“Islam is our faith, democracy is our

policy, and socialism is our economy.

All power to the people.”

– Zulfiqar Ali Bhutto – October, 1966

Bhutto was born on July 51927, to a wealthy landowner in Sindh. He was born at a time when Hindu-Muslim relations were facing ups and downs and Muslims in the subcontinent were voicing their concerns. Leaders would often meet at the Shahnawaz residence in Bombay, a popular rendezvous point, giving Bhutto the chance to catch a flavour of the politics of the experienced ones. After completing his schooling in Karachi, he went to US to study at the University of California, Berkeley, graduating with a BA in Political Science. Subsequently, he went to Oxford and returned with a degree in law and then started off his career as a teacher in Karachi. While studying during the 1950s, he was inspired by the global shift in politics around the world. The acceptance of a welfare state by UK, the civil rights movement in US and other national freedom movements, helped shape Bhutto’s stance in politics making him a proponent of socialism, democracy and equal rights for all citizens. On October, 1958, Bhutto became the Minister in charge of fuel power and natural resources. In 1963, he was entrusted with the high profile Ministry of Foreign Affairs.
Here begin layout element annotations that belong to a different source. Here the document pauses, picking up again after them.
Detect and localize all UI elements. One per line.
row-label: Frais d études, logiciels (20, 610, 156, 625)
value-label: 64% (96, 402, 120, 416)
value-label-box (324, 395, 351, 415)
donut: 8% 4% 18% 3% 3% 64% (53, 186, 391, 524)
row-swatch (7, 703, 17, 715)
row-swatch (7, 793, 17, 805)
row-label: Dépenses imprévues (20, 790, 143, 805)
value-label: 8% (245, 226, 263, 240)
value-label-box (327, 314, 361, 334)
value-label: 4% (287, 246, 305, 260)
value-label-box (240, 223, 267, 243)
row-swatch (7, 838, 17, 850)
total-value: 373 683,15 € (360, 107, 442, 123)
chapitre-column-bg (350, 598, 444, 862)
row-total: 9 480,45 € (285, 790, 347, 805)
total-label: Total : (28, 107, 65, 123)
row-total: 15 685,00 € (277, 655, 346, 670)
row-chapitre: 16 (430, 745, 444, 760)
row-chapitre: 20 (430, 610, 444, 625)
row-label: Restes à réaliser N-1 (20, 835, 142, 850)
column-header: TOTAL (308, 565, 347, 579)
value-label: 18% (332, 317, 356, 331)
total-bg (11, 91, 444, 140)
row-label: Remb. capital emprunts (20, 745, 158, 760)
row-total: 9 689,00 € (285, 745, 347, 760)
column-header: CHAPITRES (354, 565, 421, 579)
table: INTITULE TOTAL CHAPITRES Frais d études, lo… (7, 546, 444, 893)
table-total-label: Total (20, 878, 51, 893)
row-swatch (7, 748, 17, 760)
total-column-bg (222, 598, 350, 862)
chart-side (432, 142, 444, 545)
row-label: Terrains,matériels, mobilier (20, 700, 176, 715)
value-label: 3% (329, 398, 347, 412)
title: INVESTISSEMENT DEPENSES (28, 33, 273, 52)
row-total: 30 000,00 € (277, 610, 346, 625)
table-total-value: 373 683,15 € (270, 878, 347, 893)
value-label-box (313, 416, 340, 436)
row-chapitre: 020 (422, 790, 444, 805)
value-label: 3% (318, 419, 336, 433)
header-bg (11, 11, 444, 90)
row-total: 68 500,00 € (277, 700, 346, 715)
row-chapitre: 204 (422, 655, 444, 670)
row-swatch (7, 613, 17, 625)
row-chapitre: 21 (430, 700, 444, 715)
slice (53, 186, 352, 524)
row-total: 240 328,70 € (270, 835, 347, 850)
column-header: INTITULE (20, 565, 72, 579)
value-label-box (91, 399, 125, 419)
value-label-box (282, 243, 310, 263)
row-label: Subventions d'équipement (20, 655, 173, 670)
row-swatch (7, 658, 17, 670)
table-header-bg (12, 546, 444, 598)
He was able to develop amiable, strong ties with China and carried out successful negotiations of an oil exploration agreement with USSR in 1961. Given the support for socialism, Bhutto was later able to form his own party, the Pakistan Peoples Party (PPP), which was affiliated with the working class of the Sindh, especially the unskilled and semi-skilled sectors of the proletariat.